Doch die wirkliche Überraschung erwartet den Betrachter im Inneren: Hier befinden sich zahlreiche Messgeräte sowie zwei Einzelsitze, deren schmale Rückenlehnen mit Geflecht bespannt sind – wie bei Gartenstühlen. Schließlich ist das äußerst individuell aufgebaute und ausgestattete Fahrzeug konsequent auf seinen Einsatzzweck ausgerichtet. Denn das Einzelstück entsteht 1960 bei Mercedes-Benz als Messwagen für die Fahrzeugentwickler der Versuchsabteilung. Die noble Limousine der Baureihe W 189 wird als Basis gewählt, weil man ein schnelles und großes Fahrzeug benötigt. Schließlich muss der Messwagen nicht nur anderen Fahrzeugen mühelos folgen, sondern auch die voluminöse Messtechnik transportieren können.
Erstes Local Area Network
Über viele Jahre ist der umgebaute Kombi erfolgreich als rollendes Messlabor im Einsatz. Dazu wird er über ein bis zu 30 Meter langes Kabel mit einem anderen Fahrzeug verbunden – eine Art frühes „Local Area Network“ (LAN). Die Leitung überträgt Sensordaten an sensible Messgeräte im Fond. Ab Mitte des 20. Jahrhunderts werden Sensordaten für die Fahrzeugentwicklung immer wichtiger. Sie liefern den Ingenieuren wertvolle Informationen, ob eine Erfindung wie gewünscht funktioniert oder wie sie noch verbessert werden kann. Doch es gibt ein Problem: Die Messgeräte sind in den Fünfzigerjahren groß, schwer und empfindlich. Im Entwicklungsfahrzeug selbst würden sie das Fahrverhalten beeinflussen – und außerdem mitunter kräftig durchgeschüttelt werden, etwa auf der Rüttelstrecke.

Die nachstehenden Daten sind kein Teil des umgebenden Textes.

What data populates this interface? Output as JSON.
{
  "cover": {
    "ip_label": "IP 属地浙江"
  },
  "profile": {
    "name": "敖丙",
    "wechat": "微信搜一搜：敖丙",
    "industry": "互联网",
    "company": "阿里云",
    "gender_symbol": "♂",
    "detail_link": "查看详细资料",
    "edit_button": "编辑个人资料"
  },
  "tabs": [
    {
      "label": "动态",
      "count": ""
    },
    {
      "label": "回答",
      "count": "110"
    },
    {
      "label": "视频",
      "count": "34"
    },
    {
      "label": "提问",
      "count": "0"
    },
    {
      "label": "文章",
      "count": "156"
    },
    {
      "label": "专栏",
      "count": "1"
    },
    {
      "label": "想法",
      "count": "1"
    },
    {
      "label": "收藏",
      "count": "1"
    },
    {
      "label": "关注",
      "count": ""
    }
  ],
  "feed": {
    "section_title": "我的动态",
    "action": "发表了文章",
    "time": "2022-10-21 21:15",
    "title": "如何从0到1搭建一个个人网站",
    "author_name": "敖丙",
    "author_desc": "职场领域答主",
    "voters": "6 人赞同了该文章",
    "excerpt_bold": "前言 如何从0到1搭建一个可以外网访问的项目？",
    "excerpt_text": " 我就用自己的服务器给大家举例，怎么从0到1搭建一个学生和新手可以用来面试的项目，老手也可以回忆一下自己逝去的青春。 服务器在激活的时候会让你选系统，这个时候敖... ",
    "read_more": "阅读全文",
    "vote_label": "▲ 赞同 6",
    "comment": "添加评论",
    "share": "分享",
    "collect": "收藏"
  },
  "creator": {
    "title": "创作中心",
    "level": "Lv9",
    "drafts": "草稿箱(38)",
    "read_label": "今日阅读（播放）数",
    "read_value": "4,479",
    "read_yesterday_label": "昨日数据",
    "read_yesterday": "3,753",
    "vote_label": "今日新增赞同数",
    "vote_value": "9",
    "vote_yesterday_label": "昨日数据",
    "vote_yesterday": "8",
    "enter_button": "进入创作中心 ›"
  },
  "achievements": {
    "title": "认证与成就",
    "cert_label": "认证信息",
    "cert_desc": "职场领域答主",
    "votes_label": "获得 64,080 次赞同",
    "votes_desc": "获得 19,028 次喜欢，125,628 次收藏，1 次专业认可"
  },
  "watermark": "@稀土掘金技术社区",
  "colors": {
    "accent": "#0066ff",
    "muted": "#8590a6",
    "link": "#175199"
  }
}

Die Lösung ist simpel und effektiv zugleich: Mercedes-Benz teilt Sensorik und Messwerterfassung zwischen zwei Fahrzeugen auf – der Messwagen ist geboren. Während die Entwicklungsingenieure den Prototypen durch die gewünschten Fahrdynamikprüfungen scheuchen, folgt das ruhiger rollende Labor mit Abstand und empfängt über das Kabel die Messdaten, etwa von den Stoßdämpfern. Telemetrie nennt sich eine solche Übertragung, später erfolgt sie per Funk. Meist werden die Sensordaten im Messwagen auf Magnetband aufgezeichnet und später in Ruhe ausgewertet.
Rattanstuhl, aber kein Urlaubsflair
Der Blick in den Messwagen zeigt, dass die Ingenieure keinen großen Komfort genossen haben. Die Kopffreiheit ist begrenzt, die beiden Sitze haben einfache Gartenstuhllehnen mit Rattangeflecht. Und die Verglasung dürfte an sonnigen Tagen nicht nur viel Licht in den Innenraum gelassen, sondern auch ein Treibhausklima erzeugt haben. Immerhin hat die Karosserie seitlich Lüftungsöffnungen. 14 Messwerte gleichzeitig kann der Prototyp ins Mobillabor übertragen – kein schlechter Wert zur damaligen Zeit. Jeder Platz im Fond des 300 ist für die empfindlichen Geräte ausgenutzt. Diese werden stets gezielt ausgewählt für das jeweilige Messprogramm. Um sie mit Strom zu versorgen, ist ein Generator an Bord. Eine Sprechfunkverbindung zwischen beiden Fahrzeugen gibt es selbstverständlich auch.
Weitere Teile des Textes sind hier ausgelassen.